Indagini su altri ricatti, coca e soldi
Natalie e' clandestina ma e' testimone e il Pm chiede resti in italia
28 ottobre, 20:01
ROMA - Indagini a tutto campo. Anche e soprattutto per accertare se oltre a Piero Marrazzo, ormai ex presidente della Regione Lazio, sotto ricatto c'erano altri personaggi famosi. Politici, attori, calciatori, nomi sussurrati dagli stessi trans dell'ormai famoso appartamento di via Gradoli, quello dell'incontro tra l'ex governatore e un transessuale.
Nomi che però non risulterebbero allo stato agli atti dell'inchiesta, né nelle intercettazioni. Anche per questo motivo il procuratore aggiunto Giancarlo Capaldo ed il sostituto Rodolfo Sabelli stanno passando al setaccio almeno tre rapine compiute la scorsa primavera da sedicenti carabinieri ai danni di transessuali. E' da questi episodi che gli inquirenti hanno preso spunto per estendere i loro accertamenti. Verifiche ci sono anche per stabilire chi portava la cocaina nel corso degli incontri, chi la cedeva e chi la comprava. Altri accertamenti invece riguardano i soldi, tantissimi, usati per pagare i transessuali che, per un rapporto "con coca", chiedevano anche 5.000 euro. Ma anche i soldi che avrebbero percepito i quattro carabinieri arrestati sempre frutto di altri ricatti.
Per questo sono stati avviati accertamenti patrimoniali. Ribadito anche oggi che non ci sono accertamenti in corso su Marrazzo, gli inquirenti della capitale hanno intanto chiesto al Viminale il mantenimento sul territorio italiano, per motivi di giustizia, di Natalie, il viado sorpreso nello scorso luglio in atteggiamenti intimi con l'ex governatore del Lazio.
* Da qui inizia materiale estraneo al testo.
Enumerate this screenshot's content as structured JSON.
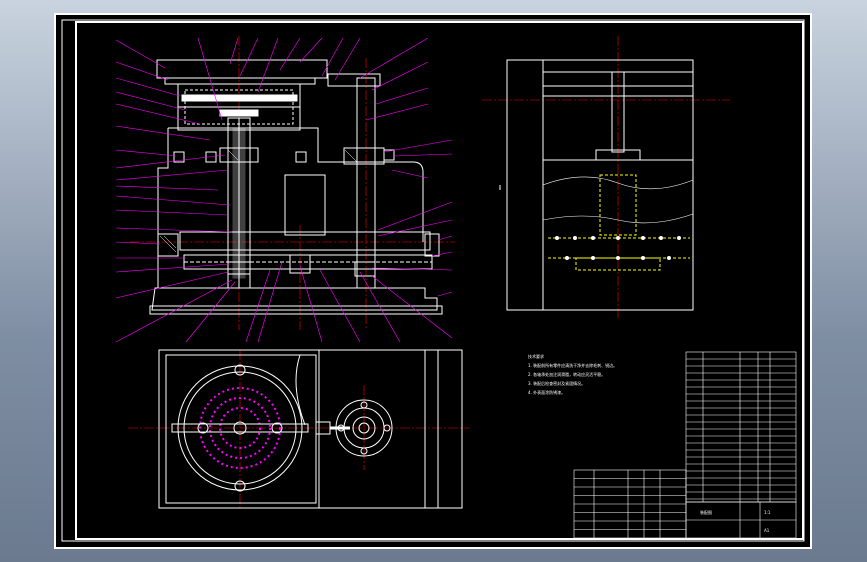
{
  "viewer": {
    "background_colors": [
      "#c9d3df",
      "#6b7a8f"
    ]
  },
  "drawing": {
    "line_color": "#ffffff",
    "leader_color": "#ff00ff",
    "centerline_color": "#ff0000",
    "hidden_line_color": "#ffff00",
    "background_color": "#000000"
  },
  "notes": {
    "lines": [
      "技术要求",
      "1. 装配前所有零件应清洗干净并去除毛刺、锐边。",
      "2. 各轴承处加注润滑脂，转动应灵活平稳。",
      "3. 装配后检查密封及紧固情况。",
      "4. 外表面涂防锈漆。"
    ]
  },
  "title_block": {
    "drawing_title": "装配图",
    "scale": "1:1",
    "sheet": "A1"
  }
}
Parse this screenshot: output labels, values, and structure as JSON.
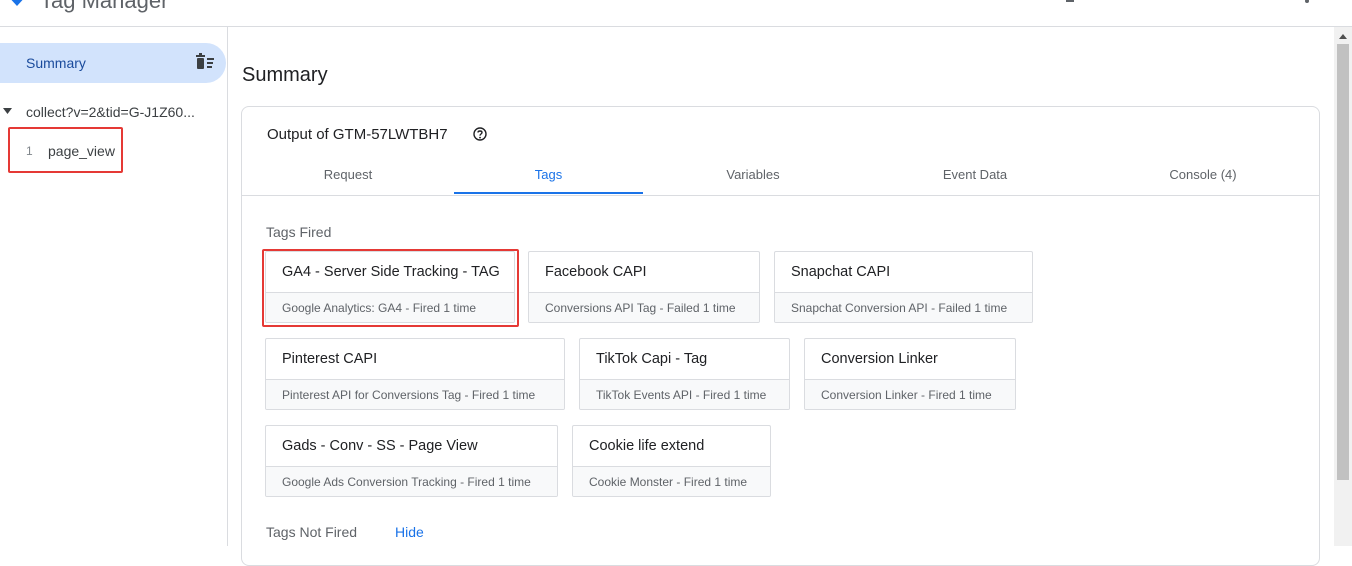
{
  "app": {
    "title": "Tag Manager"
  },
  "sidebar": {
    "summary_label": "Summary",
    "request_label": "collect?v=2&tid=G-J1Z60...",
    "events": [
      {
        "number": "1",
        "name": "page_view"
      }
    ]
  },
  "main": {
    "page_title": "Summary",
    "card_title": "Output of GTM-57LWTBH7",
    "tabs": [
      {
        "label": "Request"
      },
      {
        "label": "Tags",
        "active": true
      },
      {
        "label": "Variables"
      },
      {
        "label": "Event Data"
      },
      {
        "label": "Console (4)"
      }
    ],
    "tags_fired_label": "Tags Fired",
    "tags_fired": [
      {
        "name": "GA4 - Server Side Tracking - TAG",
        "meta": "Google Analytics: GA4 - Fired 1 time"
      },
      {
        "name": "Facebook CAPI",
        "meta": "Conversions API Tag - Failed 1 time"
      },
      {
        "name": "Snapchat CAPI",
        "meta": "Snapchat Conversion API - Failed 1 time"
      },
      {
        "name": "Pinterest CAPI",
        "meta": "Pinterest API for Conversions Tag - Fired 1 time"
      },
      {
        "name": "TikTok Capi - Tag",
        "meta": "TikTok Events API - Fired 1 time"
      },
      {
        "name": "Conversion Linker",
        "meta": "Conversion Linker - Fired 1 time"
      },
      {
        "name": "Gads - Conv - SS - Page View",
        "meta": "Google Ads Conversion Tracking - Fired 1 time"
      },
      {
        "name": "Cookie life extend",
        "meta": "Cookie Monster - Fired 1 time"
      }
    ],
    "tags_not_fired_label": "Tags Not Fired",
    "hide_label": "Hide"
  },
  "colors": {
    "accent": "#1a73e8",
    "selected_bg": "#d2e3fc",
    "highlight_border": "#e53935"
  }
}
Essendo clandestino, il transessuale dovrebbe essere espulso, ma per la sua particolare veste di testimone rimarrà, per il momento nella capitale. Oggi gli inquirenti, nel corso di un incontro con il colonnello del Ros Roberto Casagrande per un punto della situazione, hanno anche disposto l'audizione, sempre come testimoni di alcuni transessuali residenti in via Gradoli e dintorni. Con loro saranno convocati dai carabinieri anche altri testi a loro connessi.
Gli stessi militari dell'Arma devono inoltre ascoltare Brenda, uno dei trans indicato come uno dei frequentatori di Marrazzo. La sua audizione è legata alla verifica dell'esistenza di un secondo video in cui apparirebbe l'ex presidente della Regione Lazio. Domani, infine, il tribunale del riesame dovrebbe fissare la data per l'esame delle istanze di revoca delle misure cautelari emesse dal gip Sante Spinaci nei confronti dei carabinieri accusati di aver ricattato Marrazzo: Carlo Tagliente, Luciano Simeone, Nicola Testini e Antonio Tamburrini. A loro la procura attribuisce non solo l'estorsione ai danni dell'esponente politico ed il tentativo di vendita del video girato nell'appartamento di Natalie, ma anche di aver introdotto nella stessa abitazione la cocaina che si vede nel filmato.
L'incartamento dei magistrati è stato quindi trasferito ai giudici competenti sulla legittimità delle misure restrittive. Contiene tutti gli atti compiuti fino all'arresto dei quattro carabinieri ritenuti infedeli ed anche il verbale di interrogatorio di Natalie, quest'ultimo avvenuto dopo l'esecuzione delle ordinanze di custodia cautelare.